Given the current COVID-19 outbreak situation, there are new rules like avoiding touching the face, rigorous washing of hands and no visits to friends’ houses. These types of rules require flexibility in a schedule, despite trying to maintain its normalcy. This can be overwhelming to a child, so speak to your child about why the new rules are in place..
“Put your own oxygen mask on first.” Do not take this statement lightly. As parents, caring for little humans during this time can be overwhelming for you as well. Acknowledge that and then make arrangements so that you can take care of your own feelings first. While you are caring for your toddler or teen or baby, you want to do your best to show up as calm and assuring. That means you will have to find a way to process your own anxiety first.
Fortunately we live in an age where although we can’t leave the house, all our friends are either a phone call or a video chat away. The person you may rely on could be a friend, spouse or other family member. In any case, reach out and lean on your community. Parenting was never meant to be done on your own, and we usually forget how important self-care is when it comes to parenting during challenging situations.
In moments like these, there is a magic to humor. A good laugh can heal a lot of hurts. Children, especially, love to be silly. Take a break from everything you are doing and allow yourself to be goofy. Laugh your lungs out, with your kids. Believe that not too far in the future we will be able to talk about this time in the past tense. Today we need to find a way to smile and live through this.

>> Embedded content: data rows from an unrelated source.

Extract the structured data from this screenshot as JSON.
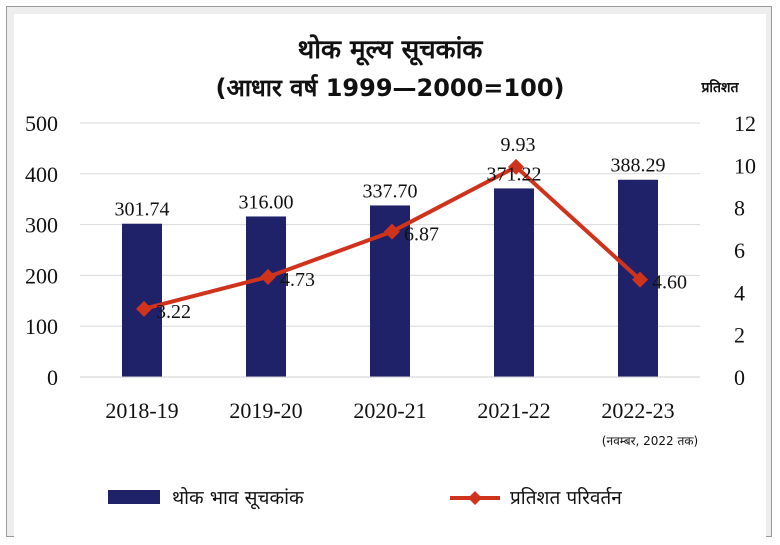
{
  "chart_data": {
    "type": "bar",
    "title": "थोक मूल्य सूचकांक",
    "subtitle": "(आधार वर्ष 1999—2000=100)",
    "y2label": "प्रतिशत",
    "categories": [
      "2018-19",
      "2019-20",
      "2020-21",
      "2021-22",
      "2022-23"
    ],
    "category_note": "(नवम्बर, 2022 तक)",
    "ylim": [
      0,
      500
    ],
    "yticks": [
      0,
      100,
      200,
      300,
      400,
      500
    ],
    "y2lim": [
      0,
      12
    ],
    "y2ticks": [
      0,
      2,
      4,
      6,
      8,
      10,
      12
    ],
    "grid": true,
    "legend_position": "bottom",
    "series": [
      {
        "name": "थोक भाव सूचकांक",
        "type": "bar",
        "axis": "left",
        "color": "#1f2268",
        "values": [
          301.74,
          316.0,
          337.7,
          371.22,
          388.29
        ],
        "labels": [
          "301.74",
          "316.00",
          "337.70",
          "371.22",
          "388.29"
        ]
      },
      {
        "name": "प्रतिशत परिवर्तन",
        "type": "line",
        "axis": "right",
        "color": "#d0331c",
        "marker": "diamond",
        "values": [
          3.22,
          4.73,
          6.87,
          9.93,
          4.6
        ],
        "labels": [
          "3.22",
          "4.73",
          "6.87",
          "9.93",
          "4.60"
        ]
      }
    ]
  }
}
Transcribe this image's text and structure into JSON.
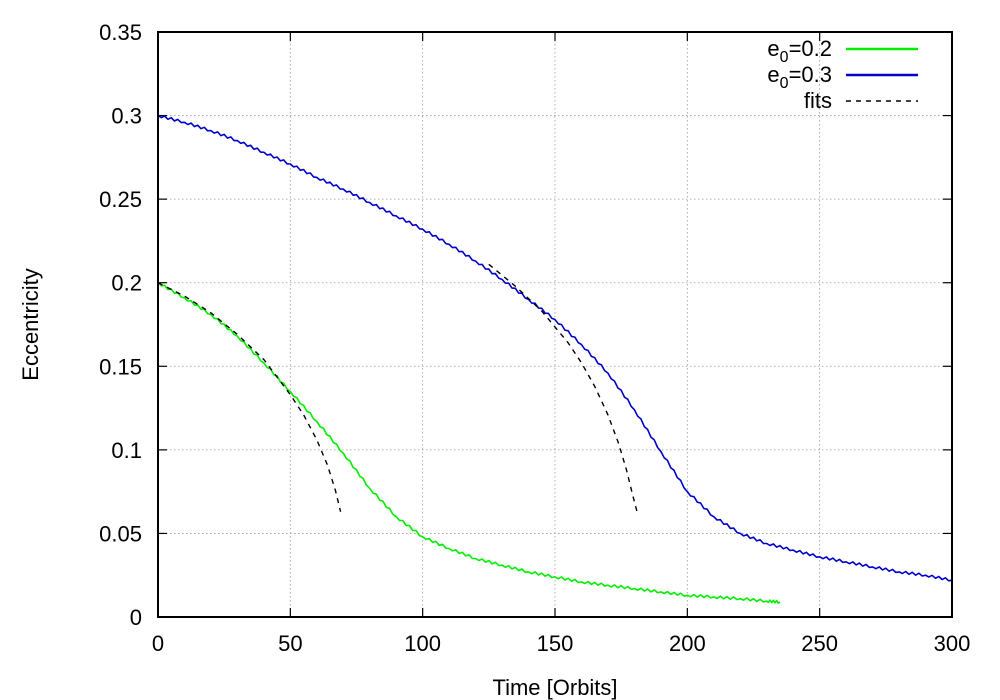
{
  "chart_data": {
    "type": "line",
    "title": "",
    "xlabel": "Time [Orbits]",
    "ylabel": "Eccentricity",
    "xlim": [
      0,
      300
    ],
    "ylim": [
      0,
      0.35
    ],
    "xticks": [
      0,
      50,
      100,
      150,
      200,
      250,
      300
    ],
    "xtick_labels": [
      "0",
      "50",
      "100",
      "150",
      "200",
      "250",
      "300"
    ],
    "yticks": [
      0,
      0.05,
      0.1,
      0.15,
      0.2,
      0.25,
      0.3,
      0.35
    ],
    "ytick_labels": [
      "0",
      "0.05",
      "0.1",
      "0.15",
      "0.2",
      "0.25",
      "0.3",
      "0.35"
    ],
    "grid": true,
    "legend_position": "top-right",
    "series": [
      {
        "legend_main": "e",
        "legend_sub": "0",
        "legend_rest": "=0.2",
        "color": "#00ee00",
        "style": "solid",
        "x": [
          0,
          10,
          20,
          30,
          40,
          50,
          60,
          70,
          80,
          90,
          100,
          110,
          120,
          130,
          140,
          150,
          160,
          170,
          180,
          190,
          200,
          210,
          220,
          230,
          235
        ],
        "y": [
          0.2,
          0.191,
          0.181,
          0.168,
          0.152,
          0.135,
          0.117,
          0.098,
          0.077,
          0.06,
          0.048,
          0.041,
          0.035,
          0.031,
          0.027,
          0.024,
          0.021,
          0.019,
          0.017,
          0.015,
          0.013,
          0.012,
          0.011,
          0.0095,
          0.009
        ]
      },
      {
        "legend_main": "e",
        "legend_sub": "0",
        "legend_rest": "=0.3",
        "color": "#0000cc",
        "style": "solid",
        "x": [
          0,
          10,
          20,
          30,
          40,
          50,
          60,
          70,
          80,
          90,
          100,
          110,
          120,
          130,
          140,
          150,
          160,
          170,
          180,
          190,
          200,
          210,
          220,
          230,
          240,
          250,
          260,
          270,
          280,
          290,
          300
        ],
        "y": [
          0.3,
          0.296,
          0.291,
          0.285,
          0.278,
          0.271,
          0.263,
          0.256,
          0.248,
          0.24,
          0.232,
          0.223,
          0.213,
          0.202,
          0.19,
          0.178,
          0.163,
          0.146,
          0.124,
          0.099,
          0.075,
          0.06,
          0.05,
          0.044,
          0.04,
          0.036,
          0.033,
          0.03,
          0.027,
          0.025,
          0.022
        ]
      },
      {
        "legend_label": "fits",
        "color": "#000000",
        "style": "dashed",
        "segments": [
          {
            "x": [
              0,
              10,
              20,
              30,
              40,
              50,
              55,
              60,
              64,
              67,
              69
            ],
            "y": [
              0.2,
              0.192,
              0.182,
              0.169,
              0.154,
              0.133,
              0.121,
              0.106,
              0.091,
              0.076,
              0.063
            ]
          },
          {
            "x": [
              125,
              135,
              145,
              155,
              160,
              165,
              170,
              174,
              177,
              179,
              181
            ],
            "y": [
              0.211,
              0.198,
              0.183,
              0.164,
              0.152,
              0.138,
              0.121,
              0.104,
              0.088,
              0.075,
              0.063
            ]
          }
        ]
      }
    ]
  }
}
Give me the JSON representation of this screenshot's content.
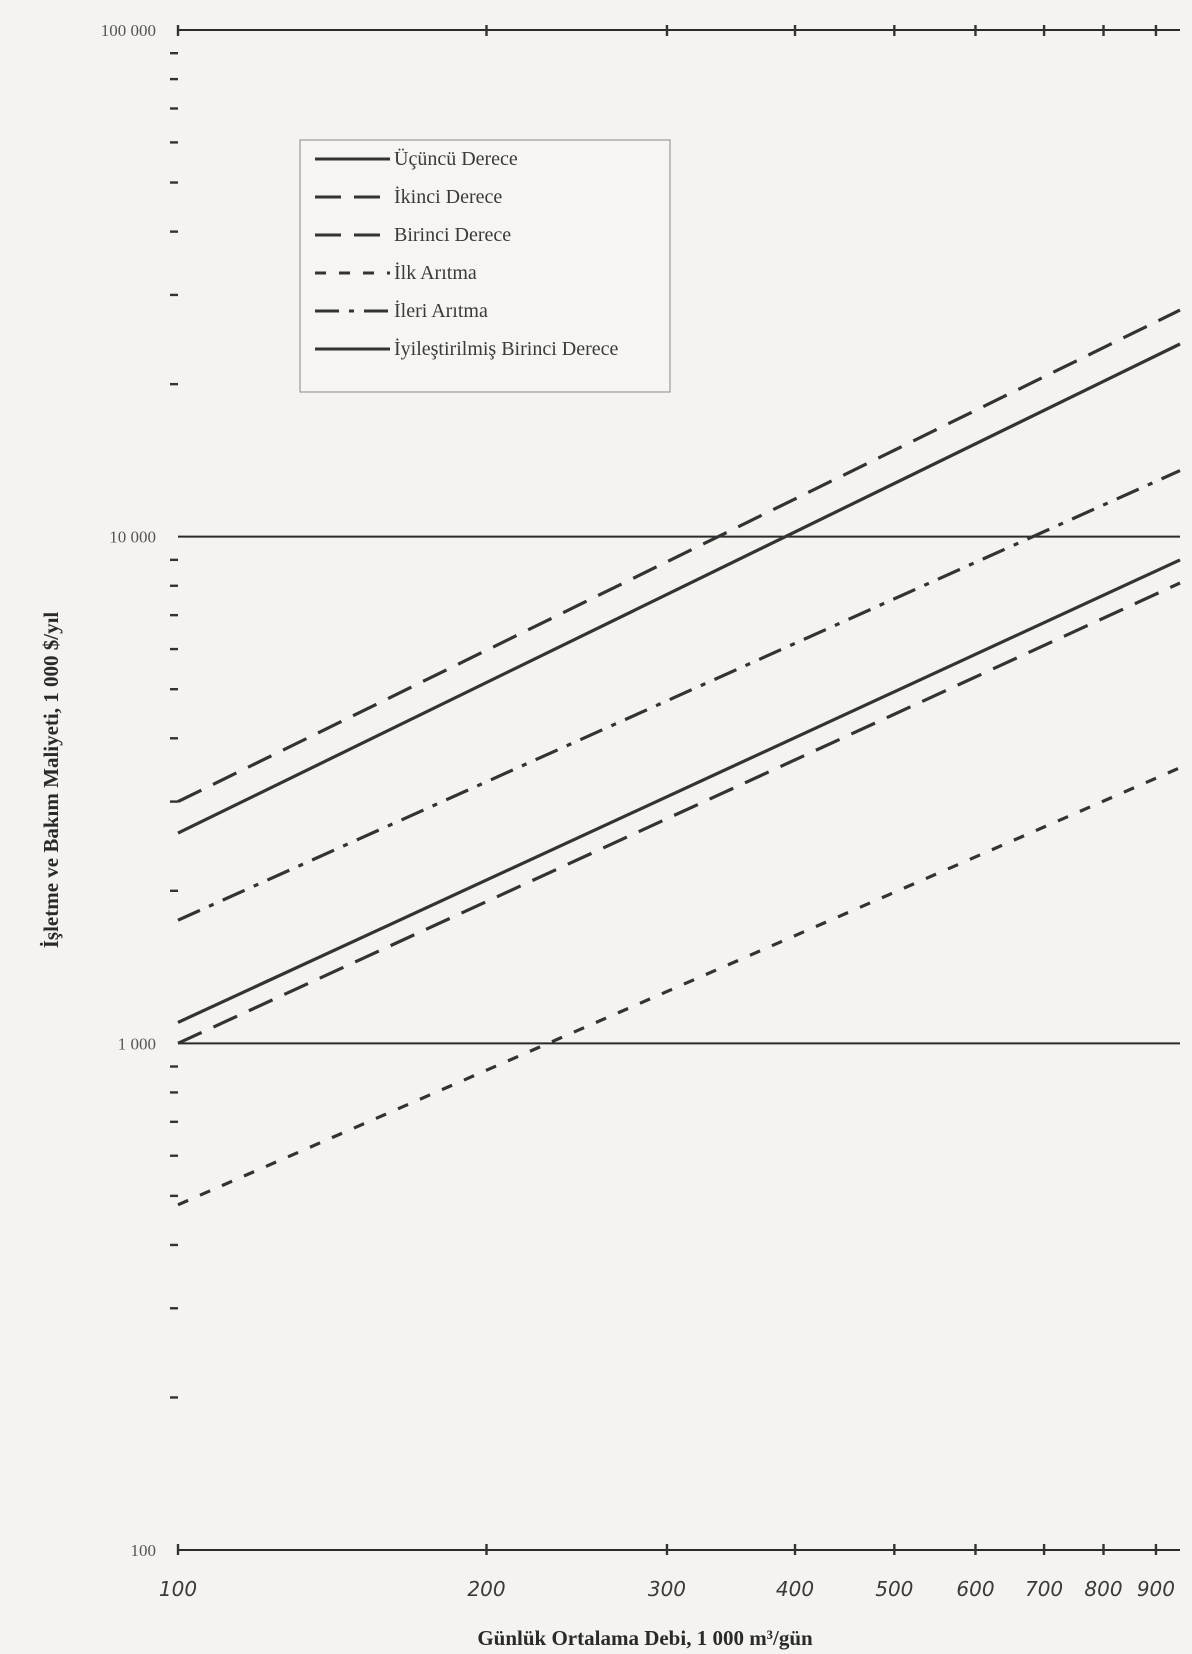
{
  "chart_data": {
    "type": "line",
    "title": "",
    "xlabel": "Günlük Ortalama Debi, 1 000 m³/gün",
    "ylabel": "İşletme ve Bakım Maliyeti, 1 000 $/yıl",
    "x_scale": "log",
    "y_scale": "log",
    "xlim": [
      100,
      950
    ],
    "ylim": [
      100,
      100000
    ],
    "x_ticks": [
      100,
      200,
      300,
      400,
      500,
      600,
      700,
      800,
      900
    ],
    "x_tick_labels": [
      "100",
      "200",
      "300",
      "400",
      "500",
      "600",
      "700",
      "800",
      "900"
    ],
    "y_ticks": [
      100,
      1000,
      10000,
      100000
    ],
    "y_tick_labels": [
      "100",
      "1 000",
      "10 000",
      "100 000"
    ],
    "grid": "horizontal lines at decades",
    "legend_position": "top-left",
    "series": [
      {
        "name": "Üçüncü Derece",
        "style": "solid",
        "color": "#333333",
        "x": [
          100,
          950
        ],
        "y": [
          2600,
          24000
        ]
      },
      {
        "name": "İkinci Derece",
        "style": "long-dash",
        "color": "#333333",
        "x": [
          100,
          950
        ],
        "y": [
          3000,
          28000
        ]
      },
      {
        "name": "Birinci Derece",
        "style": "long-dash",
        "color": "#333333",
        "x": [
          100,
          950
        ],
        "y": [
          1000,
          8100
        ]
      },
      {
        "name": "İlk Arıtma",
        "style": "short-dash",
        "color": "#333333",
        "x": [
          100,
          950
        ],
        "y": [
          480,
          3500
        ]
      },
      {
        "name": "İleri Arıtma",
        "style": "dash-dot",
        "color": "#333333",
        "x": [
          100,
          950
        ],
        "y": [
          1750,
          13500
        ]
      },
      {
        "name": "İyileştirilmiş Birinci Derece",
        "style": "solid",
        "color": "#333333",
        "x": [
          100,
          950
        ],
        "y": [
          1100,
          9000
        ]
      }
    ]
  }
}
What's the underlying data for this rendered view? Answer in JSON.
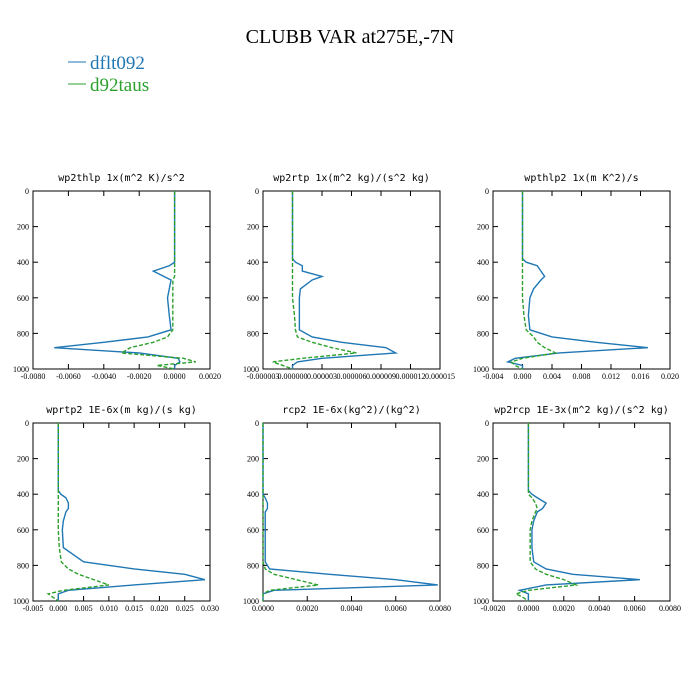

Remember these are challenging times for us and for our kids. This is also the time to mentor them to prepare for life, which always finds a way to surprise us (sometimes in not-so-pleasant ways). The tough days are the times when we have the opportunity to demonstrate how to show up for our family and community for the next generation. This is a time that can forge a bond,—if we allow it— that can last a lifetime and help us survive the difficult days.